The SHIELD DRIVE Center brings together more than 40 investigators from 17 universities, colleges, national labs and research institutes. Dr. Merav Opher, a BU professor of astronomy, is the principal investigator and leader of the center, which will have as its administrative home the BU Center for Space Physics.

“Merav and I have collaborated and have known one another for a long time. We have collaborated on research and indeed have had several papers together in the past couple of years as part of the Phase I SHIELD program,” Dr. Zank says.

The DRIVE Centers are expected to cover a broad range of activities, Dr. Zank says.

Dr. Vladimir Florinski

Dr. Vladimir Florinski, a Boston University DRIVE Science Center director, leads cosmic ray physics research.

Michael Mercier / UAH

“The idea behind DRIVE is not unlike an NSF center, in that the NASA DRIVE Centers are supposed to bring a nationwide group of experts together for an extended time to address compelling problems in space physics while integrating diversity and education, and introducing new young people to the field, and doing all that in a reasonably innovative way.”

The Phase II funding came because of the excellent science that was being done by SHIELD and the general importance of the need to understand the interaction of the large-scale solar wind with the interstellar medium, Dr. Zank says.

“Continuation was very likely strongly influenced by an innovative outreach and engagement program that focused strongly on the diversity of our discipline, especially among the younger members of our scientific community,” he says, “Also, the team integrates some of the top researchers in the field, and finally I think the Phase I demonstrated that our team could collaborate very well together, which is critical for a well-functioning future center.”

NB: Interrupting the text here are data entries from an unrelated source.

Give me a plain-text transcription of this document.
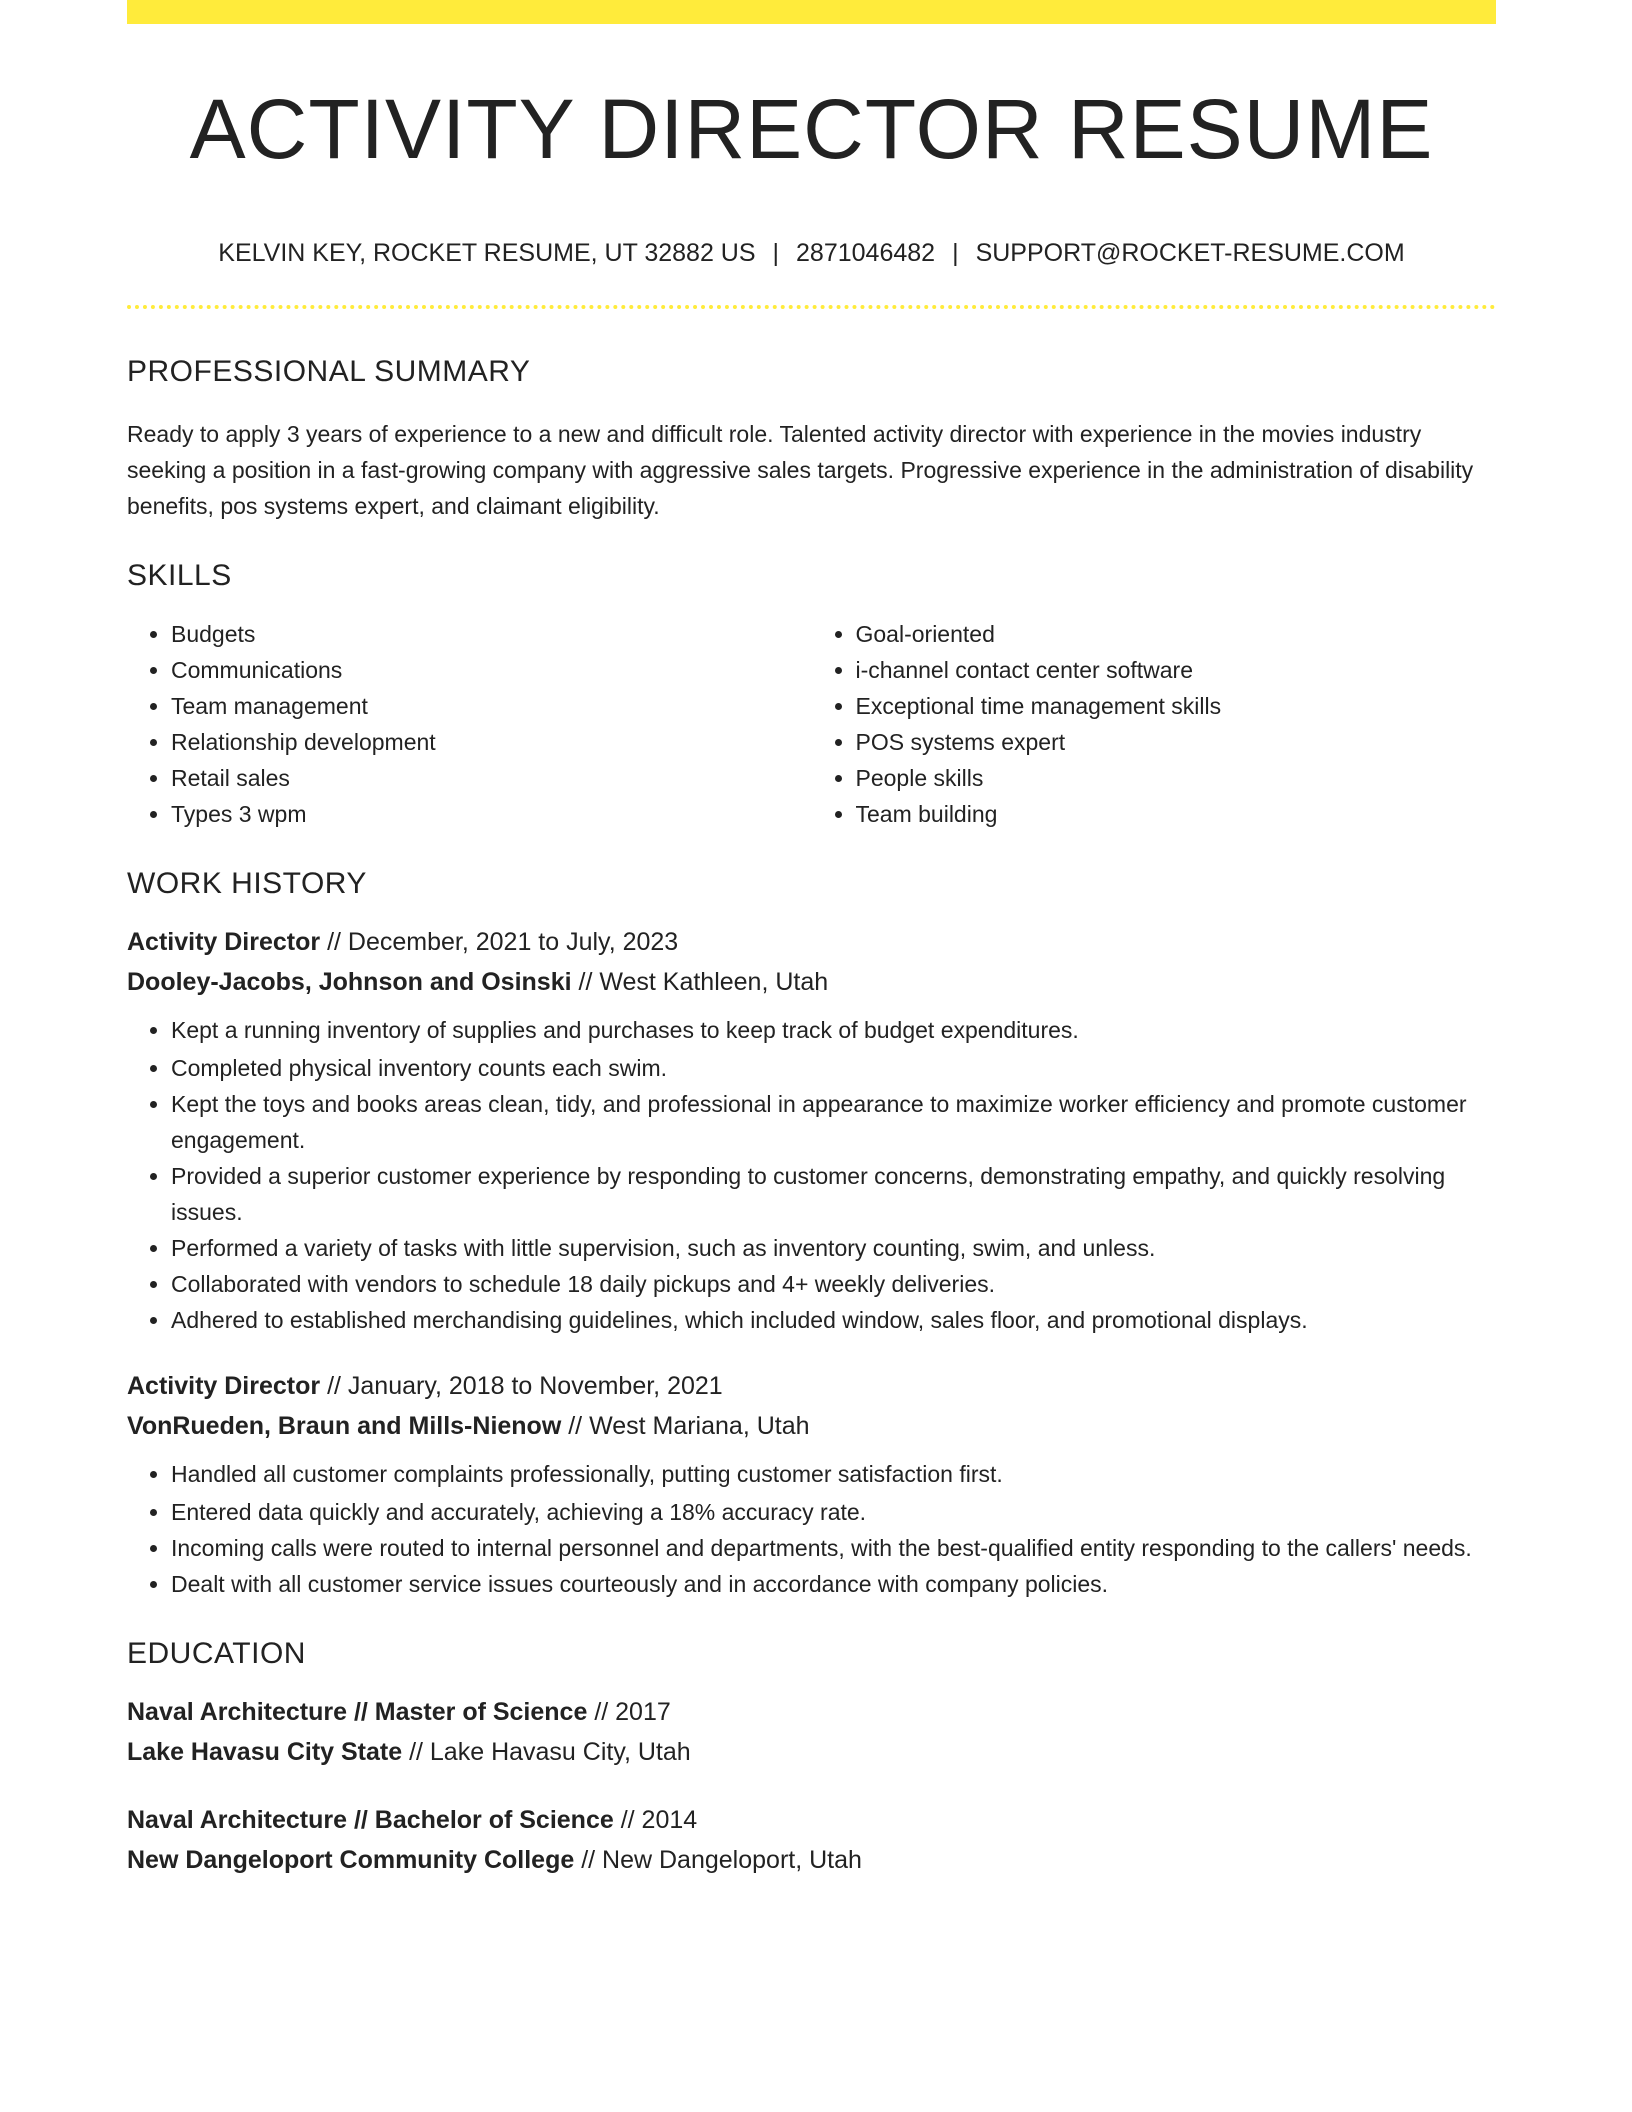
ACTIVITY DIRECTOR RESUME
KELVIN KEY, ROCKET RESUME, UT 32882 US | 2871046482 | SUPPORT@ROCKET-RESUME.COM
PROFESSIONAL SUMMARY

Ready to apply 3 years of experience to a new and difficult role. Talented activity director with experience in the movies industry seeking a position in a fast-growing company with aggressive sales targets. Progressive experience in the administration of disability benefits, pos systems expert, and claimant eligibility.

SKILLS
• Budgets
• Communications
• Team management
• Relationship development
• Retail sales
• Types 3 wpm
• Goal-oriented
• i-channel contact center software
• Exceptional time management skills
• POS systems expert
• People skills
• Team building
WORK HISTORY
Activity Director // December, 2021 to July, 2023
Dooley-Jacobs, Johnson and Osinski // West Kathleen, Utah
• Kept a running inventory of supplies and purchases to keep track of budget expenditures.
• Completed physical inventory counts each swim.
• Kept the toys and books areas clean, tidy, and professional in appearance to maximize worker efficiency and promote customer engagement.
• Provided a superior customer experience by responding to customer concerns, demonstrating empathy, and quickly resolving issues.
• Performed a variety of tasks with little supervision, such as inventory counting, swim, and unless.
• Collaborated with vendors to schedule 18 daily pickups and 4+ weekly deliveries.
• Adhered to established merchandising guidelines, which included window, sales floor, and promotional displays.
Activity Director // January, 2018 to November, 2021
VonRueden, Braun and Mills-Nienow // West Mariana, Utah
• Handled all customer complaints professionally, putting customer satisfaction first.
• Entered data quickly and accurately, achieving a 18% accuracy rate.
• Incoming calls were routed to internal personnel and departments, with the best-qualified entity responding to the callers' needs.
• Dealt with all customer service issues courteously and in accordance with company policies.
EDUCATION
Naval Architecture // Master of Science // 2017
Lake Havasu City State // Lake Havasu City, Utah
Naval Architecture // Bachelor of Science // 2014
New Dangeloport Community College // New Dangeloport, Utah
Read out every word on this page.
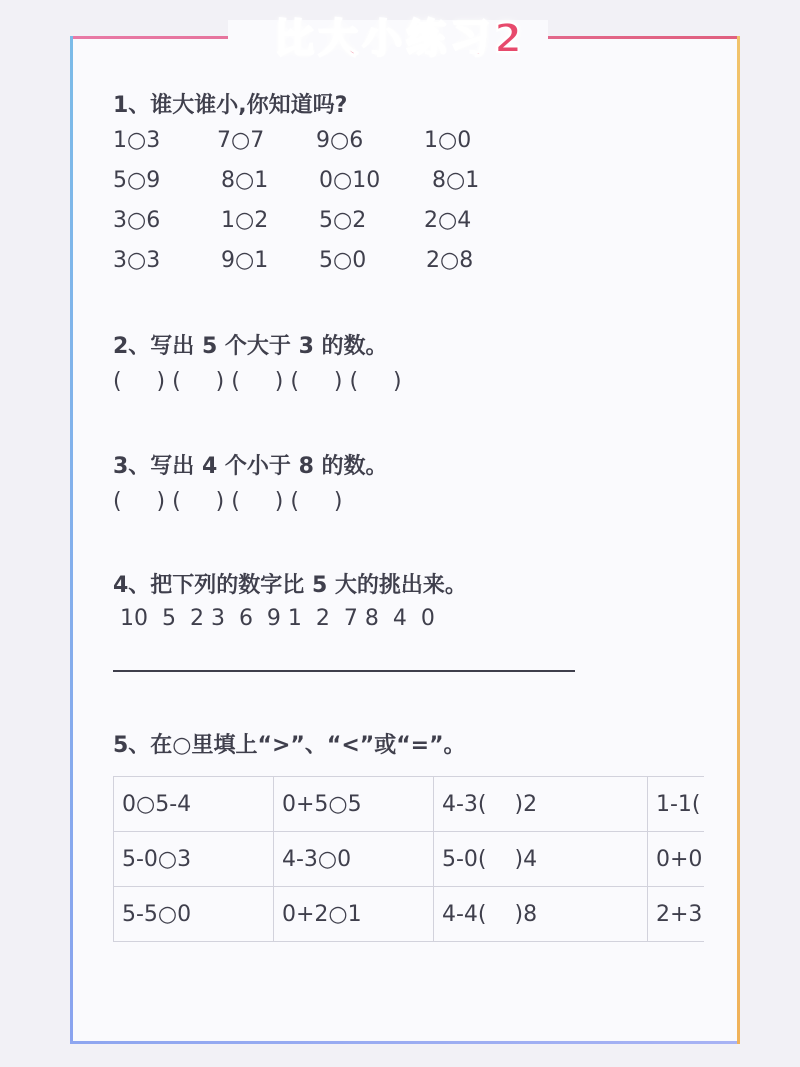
比大小练习2
1、谁大谁小,你知道吗?
1○3	7○7 9○6	1○0
5○9	8○1 0○10 8○1
3○6	1○2 5○2	2○4
3○3	9○1 5○0	2○8
2、写出 5 个大于 3 的数。
(     ) (     ) (     ) (     ) (     )
3、写出 4 个小于 8 的数。
(     ) (     ) (     ) (     )
4、把下列的数字比 5 大的挑出来。
10  5  2 3  6  9 1  2  7 8  4  0
5、在○里填上“>”、“<”或“=”。
0○5-4	0+5○5	4-3(    )2	1-1(
5-0○3	4-3○0	5-0(    )4	0+0
5-5○0	0+2○1	4-4(    )8	2+3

UAH is involved in a portion of the SHIELD undergraduate program, leveraging the Department of Space Science’s NSF Research Experiences for Undergraduates program to incorporate some of the SHIELD undergraduates.

“I think this is yet another illustration about the increasing prominence that SPA and CSPAR are achieving. Besides Vladimir Florinski and myself, new assistant professor Dr. Lingling Zhao is part of SHIELD, as are several CSPAR researchers,” says Dr. Zank.

“We are a central cog in the SHIELD Center in the research as well as the diversity, integration, outreach and education components,” he says. “It’s very satisfying to see how SPA and CSPAR together and collectively are growing in stature and reputation, and SHIELD is one more example.”